3.3- Tentative de solution de la structure
A ce point du scénario, tout peut se passer comme si nous avions réalisé l'étude d'un mauvais monocristal au diffractomètre 4-cercles. En effet, nous disposons de mauvaises données. On va comprendre aisément pourquoi. Plus une réflexion a des voisines proches sur le spectre de poudre et moins le facteur de structure "|Fobs|" est fiable. En pratique, un chevauchement strict de deux réflexions conduit à la proposition suivante : les "|Fobs|" des deux réflexions sont les mêmes. En effet, la méthode Le Bail applique la formule de décomposition de Rietveld en partant d'une proposition de |Fhkl| tous identiques. Comme la répartition aux "|Fobs|" des intensités dans un groupe de réflexions se fait en fonction des |Fcalc|, deux réflexions avec strict chevauchement vont recevoir la même répartition et resteront donc égales tout au long du processus itératif : c'est l'équipartition. Bien sûr, c'est inexact mais il est rigoureusement impossible de faire mieux à ce stade. Mais c'est peut-être possible à un stade ultérieur... voir les quelques méthodes spéciales qui proposent d'utiliser l'information contenue dans l'intensité des réflexions isolées pour modifier l'équipartition des réflexions superposées. Un moyen moins sophistiqué mais éprouvé consiste, à l'aide d'un petit programme de calcul (OVERLAP), à éliminer les réflexions les "moins sûres" du jeu de données. On peut aller jusqu'à 50% de suppression des réflexions qui se chevauchent si on vise les méthodes directes, plus de 50% si l'on n'a que peu d'atomes lourds à trouver par la méthode de Patterson. Il serait préférable d'associer le critère d'élimination à l'évolution des FWHM plutôt que de prendre une valeur fixe. Cependant OVERLAP se contente d'écarter les réflexions ayant une voisine plus proche que X° 2-theta. Si l'application des méthodes directes et/ou de Patterson n'est pas concluante avec le jeu de données complet, on essaiera successivement d'appliquer ces méthodes à des jeux de données partiels pour X = 0.01 puis 0.02, 0.03, 0.04° 2-theta, etc. Il faut un critère d'élimination ne dépassant pas 0.02° 2-theta pour des cas à la limite des possibilités définies par les volumes maximum du paragraphe 3.1.1.

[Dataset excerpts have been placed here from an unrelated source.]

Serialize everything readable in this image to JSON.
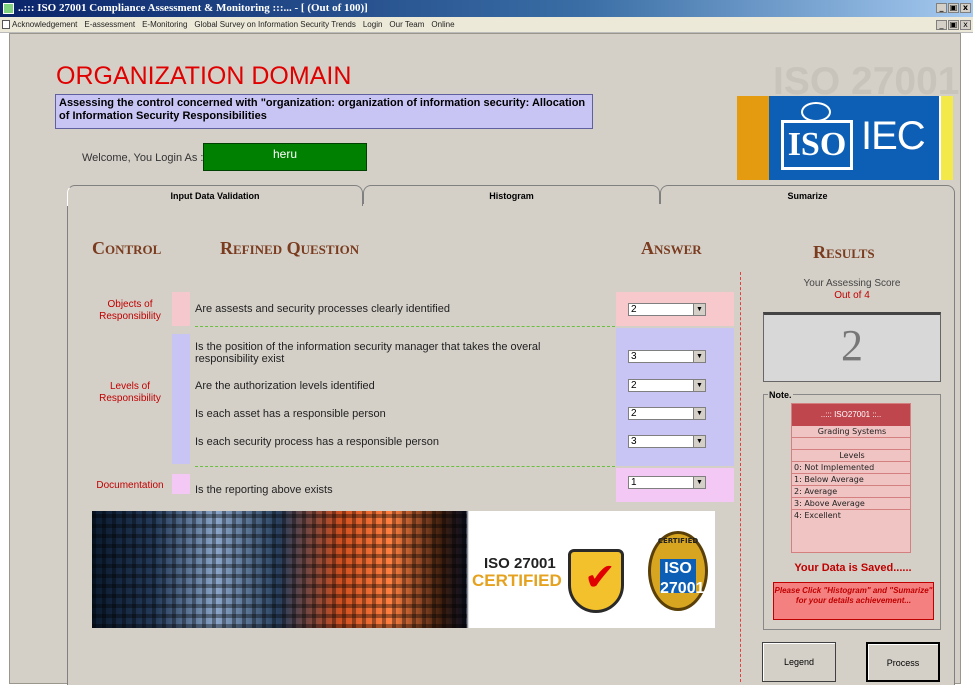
{
  "window": {
    "title": "..::: ISO 27001 Compliance Assessment & Monitoring :::... - [ (Out of 100)]"
  },
  "menu": [
    "Acknowledgement",
    "E-assessment",
    "E-Monitoring",
    "Global Survey on Information Security Trends",
    "Login",
    "Our Team",
    "Online"
  ],
  "header": {
    "title": "ORGANIZATION DOMAIN",
    "assessing": "Assessing the control concerned with \"organization: organization of information security: Allocation of Information Security Responsibilities",
    "welcome": "Welcome, You Login As :",
    "user": "heru",
    "watermark": "ISO 27001",
    "logo_iso": "ISO",
    "logo_iec": "IEC"
  },
  "tabs": [
    "Input Data Validation",
    "Histogram",
    "Sumarize"
  ],
  "columns": {
    "control": "Control",
    "question": "Refined Question",
    "answer": "Answer",
    "results": "Results"
  },
  "controls": [
    {
      "label": "Objects of Responsibility",
      "questions": [
        {
          "text": "Are assests and security processes clearly identified",
          "answer": "2"
        }
      ]
    },
    {
      "label": "Levels of Responsibility",
      "questions": [
        {
          "text": "Is the position of the information security manager that takes the overal responsibility exist",
          "answer": "3"
        },
        {
          "text": "Are the authorization levels identified",
          "answer": "2"
        },
        {
          "text": "Is each asset has a responsible person",
          "answer": "2"
        },
        {
          "text": "Is each security process has a responsible person",
          "answer": "3"
        }
      ]
    },
    {
      "label": "Documentation",
      "questions": [
        {
          "text": "Is the reporting above exists",
          "answer": "1"
        }
      ]
    }
  ],
  "results": {
    "score_label": "Your Assessing Score",
    "out_of": "Out of 4",
    "score": "2",
    "note": "Note.",
    "grading_title": "..::: ISO27001 ::..",
    "grading_sub": "Grading Systems",
    "levels_title": "Levels",
    "levels": [
      "0: Not Implemented",
      "1: Below Average",
      "2: Average",
      "3: Above Average",
      "4: Excellent"
    ],
    "saved": "Your Data is Saved......",
    "hint": "Please Click \"Histogram\" and \"Sumarize\" for your details achievement...",
    "legend_btn": "Legend",
    "process_btn": "Process"
  },
  "banner": {
    "cert_line1": "ISO 27001",
    "cert_line2": "CERTIFIED",
    "seal_top": "CERTIFIED",
    "seal_text": "ISO 27001"
  },
  "colors": {
    "title_red": "#e00000",
    "header_brown": "#7a3b1f",
    "user_green": "#008000",
    "assess_bg": "#c8c4f4"
  }
}
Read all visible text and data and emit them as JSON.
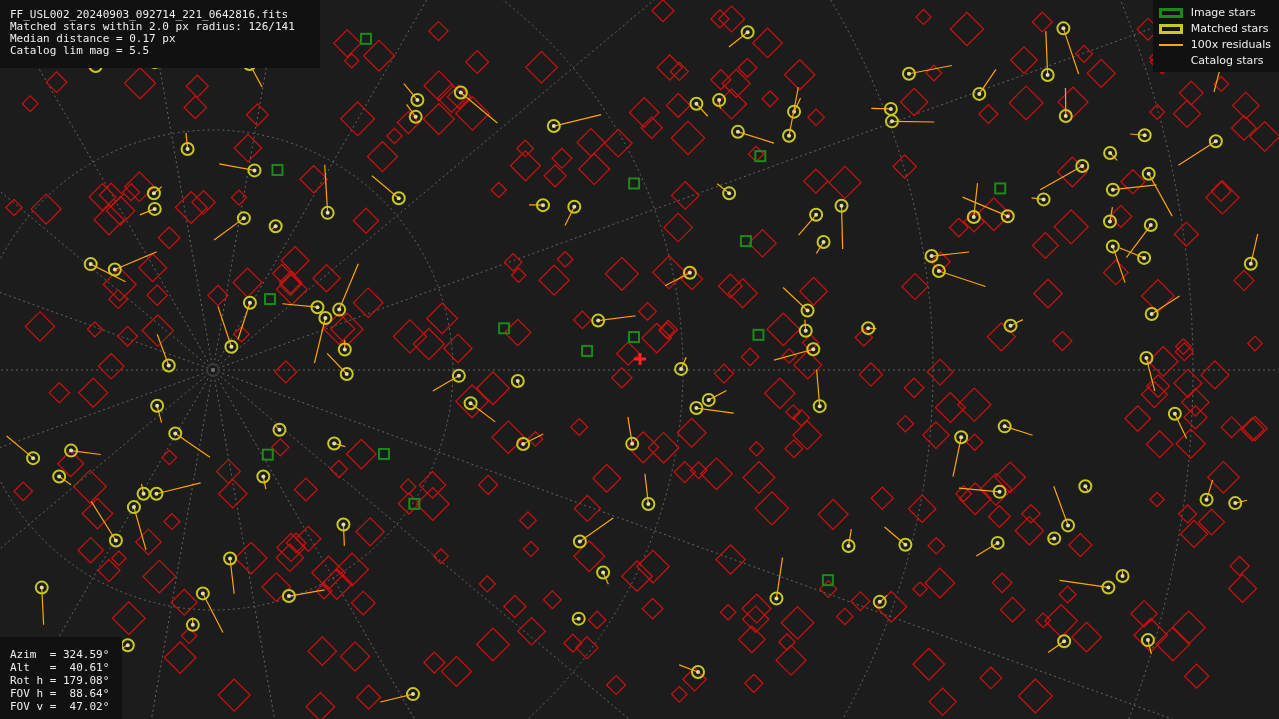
{
  "info_panel": {
    "lines": [
      "FF_USL002_20240903_092714_221_0642816.fits",
      "Matched stars within 2.0 px radius: 126/141",
      "Median distance = 0.17 px",
      "Catalog lim mag = 5.5"
    ]
  },
  "legend": {
    "items": [
      {
        "label": "Image stars",
        "kind": "box",
        "color": "#1a8a1a"
      },
      {
        "label": "Matched stars",
        "kind": "box",
        "color": "#c8c81e"
      },
      {
        "label": "100x residuals",
        "kind": "line",
        "color": "#ffa500"
      },
      {
        "label": "Catalog stars",
        "kind": "none"
      }
    ]
  },
  "pointing_panel": {
    "lines": [
      "Azim  = 324.59°",
      "Alt   =  40.61°",
      "Rot h = 179.08°",
      "FOV h =  88.64°",
      "FOV v =  47.02°"
    ]
  }
}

Le choix de la méthode (directe, Patterson) pour parvenir à la solution est guidé par la présence ou non d'atome "lourd", il n'y a pas de différence ici avec les stratégies suivies pour une étude sur monocristal. Dans ce scénario, nous avons testé principalement les programmes bien connus SHELXS86/SHELX76. Vous ne trouverez pas ici les modes d'emploi de ces programmes (30 à 40 pages, sans compter la théorie des méthodes directes), il faudra bel et bien les lire à fond.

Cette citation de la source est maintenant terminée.